Der 50-köpfige Stadtchor der Jungen Oper im Nord (JOiN) besingt ein vergessenes Flüsschen, den Nesenbach, der einst mitten durch Stuttgart verlief und heute weitgehend unterirdisch verläuft.
Politische Botschaften und ein gelungenes Bühnenbild
Im Laufe des gut halbstündigen Straßenoratoriums, das von 50 Laien-Chorist*innen jeden Alters gesungen wird, erfahren wir, dass der Nesenbach mit Abfällen der Stuttgarter Färbereien, Gerbereien und Metzgereien ab dem 17. Jahrhundert stark verunreinigt wurde.
Darauf verweist auch das gelungene Bühnenbild, dessen zentrales Element blaue Giftmülltonnen sind. Die Komponistin Susanne Hinkelbein bringt in ihrem Werk nicht nur die Geschichte des Flüsschens zum Klingen, immer wieder tauchen auch politische Botschaften in ihrem Straßenoratorium auf.
So nimmt sie auch Bezug auf die ansässige Industrie, Bosch und Mercedes, und spielt auf die Bohrungen an, die im Rahmen von Stuttgart 21 in der Stadt stattfinden.

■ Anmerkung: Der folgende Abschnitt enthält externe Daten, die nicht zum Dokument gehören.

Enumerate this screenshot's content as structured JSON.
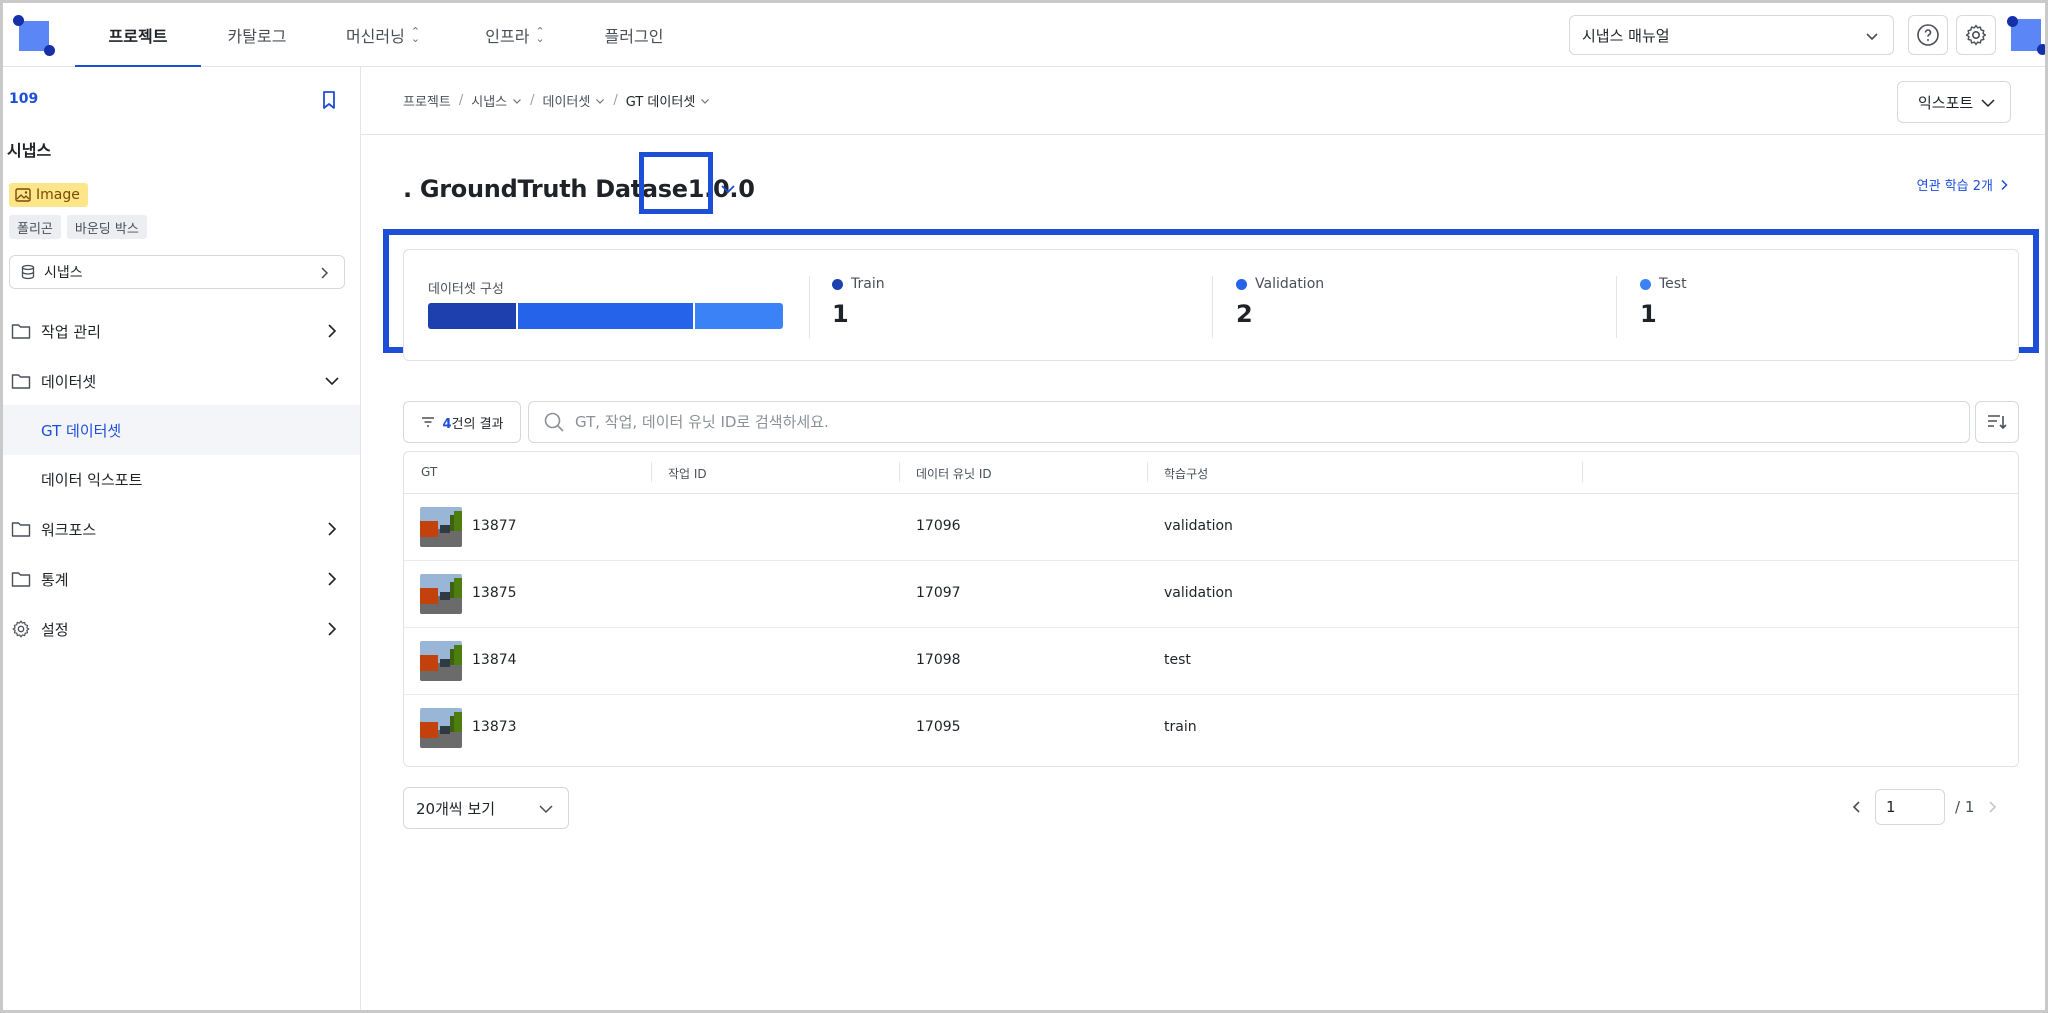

Die Corona-Pandemie ließ das Projekt lange auf der Kippe stehen
Ob das aufwendig inszenierte Straßenoratorium aufgrund der Pandemie wirklich zur Aufführung kommen kann, war bis kurz vorher nicht klar. Die künstlerische Leiterin der Jungen Oper im Nord Elena Tzavara: „Wir hatten diesen dritten Juli als Uraufführungstermin schon vor Corona genannt, und dürfen das jetzt machen. Das ist wirklich ein kleines Wunder. Und dass die solange durchgehalten haben mit der virtuellen Probesituation, das war wirklich nicht einfach.“
Apropos Wunder: Auch Stuttgarts Wunderkind, der Philosoph Hegel, wird im Straßenoratorium Nesenbach besungen. Überhaupt wird Susanne Hinkelbein immer wieder philosophisch: zum Beispiel wenn sie Heraklits Panta Rhei, „alles fließt“, zitiert - oder den bekannten Satz: Man kann nicht zwei Mal in denselben Fluss steigen.

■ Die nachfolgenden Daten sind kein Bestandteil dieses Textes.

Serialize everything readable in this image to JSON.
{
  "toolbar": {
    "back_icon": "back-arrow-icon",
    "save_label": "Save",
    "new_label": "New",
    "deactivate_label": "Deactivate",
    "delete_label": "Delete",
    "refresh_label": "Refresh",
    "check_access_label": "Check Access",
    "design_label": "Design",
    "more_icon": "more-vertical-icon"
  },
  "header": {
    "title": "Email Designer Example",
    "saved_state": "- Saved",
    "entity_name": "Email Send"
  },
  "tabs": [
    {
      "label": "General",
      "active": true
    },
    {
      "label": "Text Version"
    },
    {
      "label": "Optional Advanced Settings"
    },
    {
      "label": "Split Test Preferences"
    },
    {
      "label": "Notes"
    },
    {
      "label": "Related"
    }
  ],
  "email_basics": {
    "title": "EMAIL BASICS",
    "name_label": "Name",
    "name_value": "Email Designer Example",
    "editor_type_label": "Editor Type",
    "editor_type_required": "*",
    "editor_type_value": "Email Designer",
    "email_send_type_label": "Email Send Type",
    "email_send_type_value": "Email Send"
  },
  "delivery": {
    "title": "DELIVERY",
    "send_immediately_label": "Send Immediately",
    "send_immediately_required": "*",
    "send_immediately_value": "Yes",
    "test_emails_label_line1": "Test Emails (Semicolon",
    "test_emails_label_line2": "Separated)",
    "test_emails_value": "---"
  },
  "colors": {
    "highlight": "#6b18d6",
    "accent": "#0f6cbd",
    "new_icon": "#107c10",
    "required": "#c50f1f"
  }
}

Eine abwechslungsreiche und humorvolle Homage an den Nesenbach
Beim Publikum, das nach langer Zeit wieder eine Kulturveranstaltung erleben konnte, kam der Nesenbach ausgezeichnet an. Ein Besuch des Straßenoratoriums Nesenbach lohnt auf jeden Fall!
Es ist eine abwechslungsreiche und humorvolle Hommage an ein Flüsschen, das für viele Stuttgarter in Vergessenheit geraten ist. Ein Flüsschen, das sich allerdings, auch nachdem es unter die Erde verdammt wurde, nie unterkriegen ließ.
Das Straßenoratorium ist bis 10.7. entlang des Nesenbachs zu sehen
Das Straßenoratorium „Nesenbach“ ist noch bis Samstag, den 10.7.2021, jeden Abend in Stuttgart zu sehen. Für insgesamt acht Abende wandert es nämlich jedes Mal ein Stück weiter den Verlauf des Nesenbachs entlang und endet am Samstag dann am Neckar beim Mercedes-Benz-Museum. Alle Aufführungen sind kostenlos.